Running a Monte Carlo simulation with ``pygcam`` involves the following steps:
#. Configure ipyparallel for ``pygcam``. The :ref:`ippsetup `
sub-command handles this for the Slurm task scheduler. Support for PBS
and LSF can be provided if users need this.
#. :doc:`Define parameters and distributions ` in the
file ``parameters.xml``.
#. :doc:`Define model results ` to save in the SQL
database. These are defined in ``results.xml``.

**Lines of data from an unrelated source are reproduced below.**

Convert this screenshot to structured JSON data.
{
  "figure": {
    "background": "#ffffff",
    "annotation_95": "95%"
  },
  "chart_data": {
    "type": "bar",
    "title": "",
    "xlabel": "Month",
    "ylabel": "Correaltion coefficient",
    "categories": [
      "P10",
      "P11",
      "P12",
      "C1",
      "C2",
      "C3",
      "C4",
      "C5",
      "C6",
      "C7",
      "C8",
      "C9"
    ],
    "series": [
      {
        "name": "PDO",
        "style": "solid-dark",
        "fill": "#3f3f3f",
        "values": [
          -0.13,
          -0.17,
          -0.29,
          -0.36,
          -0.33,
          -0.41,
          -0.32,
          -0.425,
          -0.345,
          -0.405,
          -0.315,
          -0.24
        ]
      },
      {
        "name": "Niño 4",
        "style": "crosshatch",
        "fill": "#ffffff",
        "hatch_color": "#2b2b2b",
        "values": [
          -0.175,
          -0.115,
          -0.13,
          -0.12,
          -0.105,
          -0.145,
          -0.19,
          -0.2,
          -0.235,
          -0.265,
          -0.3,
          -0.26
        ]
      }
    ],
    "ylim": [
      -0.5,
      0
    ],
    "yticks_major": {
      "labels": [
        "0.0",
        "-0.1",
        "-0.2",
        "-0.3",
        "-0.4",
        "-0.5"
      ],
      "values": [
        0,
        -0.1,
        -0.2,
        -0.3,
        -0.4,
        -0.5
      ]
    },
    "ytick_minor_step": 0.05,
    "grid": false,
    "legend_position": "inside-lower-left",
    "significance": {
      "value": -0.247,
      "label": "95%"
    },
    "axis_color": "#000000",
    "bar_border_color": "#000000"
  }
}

#. Run the :ref:`gensim ` sub-command to create the file
structure and database required for the MCS and a CSV file
containing the data for the Monte Carlo trials. Several sampling
methods are available.
#. Run the simulation by running the :ref:`runsim ` sub-command.
This runs "worker" tasks on compute nodes that receive information
about which trials to run from the ipython-parallel scheduler. Results
are passed back to the gcamtool and saved in a SQL database.
#. Run the :ref:`anaylze ` and/or the :ref:`explore `
sub-commands to generate statistical information and various types of plots
based on input values and results stored in the SQL database (analyze), and to
interactively explore the parameter space (explore).
There are additional "utility" sub-commands for running shell commands on
each trial sandbox, and other useful tools.
When an MCS trial runs, it:
#. Reads the row of the generated CSV file corresponding to its trial number.
#. Reads ``parameters.xml`` and runs the queries for each parameter to
produce a sets of values.
#. Modifies each set of values as per the parameter definition, i.e., by
adding to, multiplying by, or replacing with the value drawn from the
distribution for this trial.
In the example above, the values returned by the query are multiplied
by a value drawn from the Uniform distribution [0.5, 2].
#. Writes the modified XML input files to the trial's "sandbox" directory, and
update the XML configuration for this scenario to load the modified file in
place of the file previously indicated in the GCAM XML configuration file.
Sampling
----------
The default sampling mode is Latin Hypercube sampling from the distributions
defined in ``parameters.xml``. Using the ``-m`` / ``--method`` argument to the
:ref:`gensim ` sub-command, you can use other alternatives
provided via the SALib package, including:
* The Method of Morris (``-m morris``),
* Sobol sampling (``-m sobol``), and
* Fourier Amplitude Sensitivity Test (``-m fast``).
Other methods can be added via custom plugins.
Note that when using the Morris, Sobol, or FAST methods, the corresponding
sensitivity analysis method must be used to evaluate the results. This is
accomplished by storing the choice of sampling method, optional arguments
to the sampling method, and input data into a set of files within a directory
"package" named ``data.sa`` in the run-time directory structure for the
analysis. Invoking the :ref:`analyze ` sub-command calls
the appropriate sensitivity analysis method for the chosen sampling method.